Lafayette, nous voilà !


Les hommes d’affaires fortunés français prennent grand soin de leurs fondations. Ainsi Bernard Arnault, l’homme le plus riche de France, à la tête du groupe de luxe LVMH, a installé sa Fondation Louis Vuitton dans un bâtiment parisien ressemblant à un nuage de verre, dessiné par l’architecte Frank Gehry. Son rival François Pinault, huitième homme le plus riche de France, construit une vitrine pour sa grande collection d’art contemporain, qui sera inaugurée dans la capitale française l’année prochaine. Et Aujourd’hui, c’est Guillaume Houzé, l’héritier des Galeries Lafayette, qui rejoint l’élite des hommes d’affaires aux ambitions artistiques en ouvrant Lafayette Anticipations, une fondation au cœur du Marais.

Dans un ancien bâtiment industriel de cinq étages, dont une partie était autrefois une école de filles, ce centre culturel moderne a été créé par l’architecte Rem Koolhaas et son bureau d’architecture métropolitaine de Rotterdam.

Le centre comprend une tour d’exposition flexible de 18 mètres de long en béton, métal, verre et planchers mobiles, qui utilise des moteurs et un système de crémaillère pour permettre 49 configurations inédites, créant des galeries d’exposition de différentes tailles très originales.

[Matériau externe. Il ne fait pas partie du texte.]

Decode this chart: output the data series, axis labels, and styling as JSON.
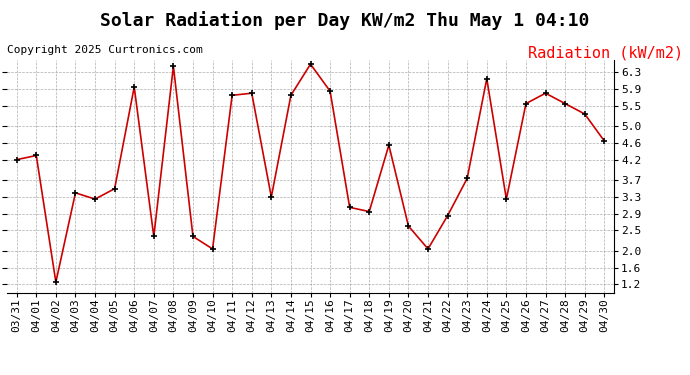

La construction a été compliquée par le fait que le bâtiment original en forme de U, construit en 1891 comme entrepôt pour le grand magasin BHV voisin, se trouve dans une zone de conservation très stricte.

Guillaume Houzé (photo), le président de la fondation et arrière-arrière-petit-fils du fondateur des Galeries Lafayette, la boutique de luxe du boulevard Haussmann, a admis que Paris compte déjà de nombreuses institutions et fondations.

Cependant, il a insisté sur le fait que Lafayette Anticipations, qui dispose d’un budget de 21 M€ pour les cinq prochaines années, n’était pas seulement une galerie de plus pour la collection d’art contemporain de sa famille, mais un espace unique pour encourager la création d’œuvres contemporaines.

Dans le sous-sol, des artistes invités – pas tous de renommée internationale et pas tous français – se verront accorder le temps, l’espace et les outils nécessaires pour laisser libre cours à leur imagination dans un atelier de production de haute technologie. Des conservateurs basés à Londres, New York et les Pays-Bas sont sous les instructions de garder un oeil sur le talent.

Avant même l’ouverture du bâtiment, les artistes ont participé à des projets liés au Centre Pompidou, à la Kunsthalle de Bâle, au MoMA PS1 et au New Museum of Contemporary Art de New York.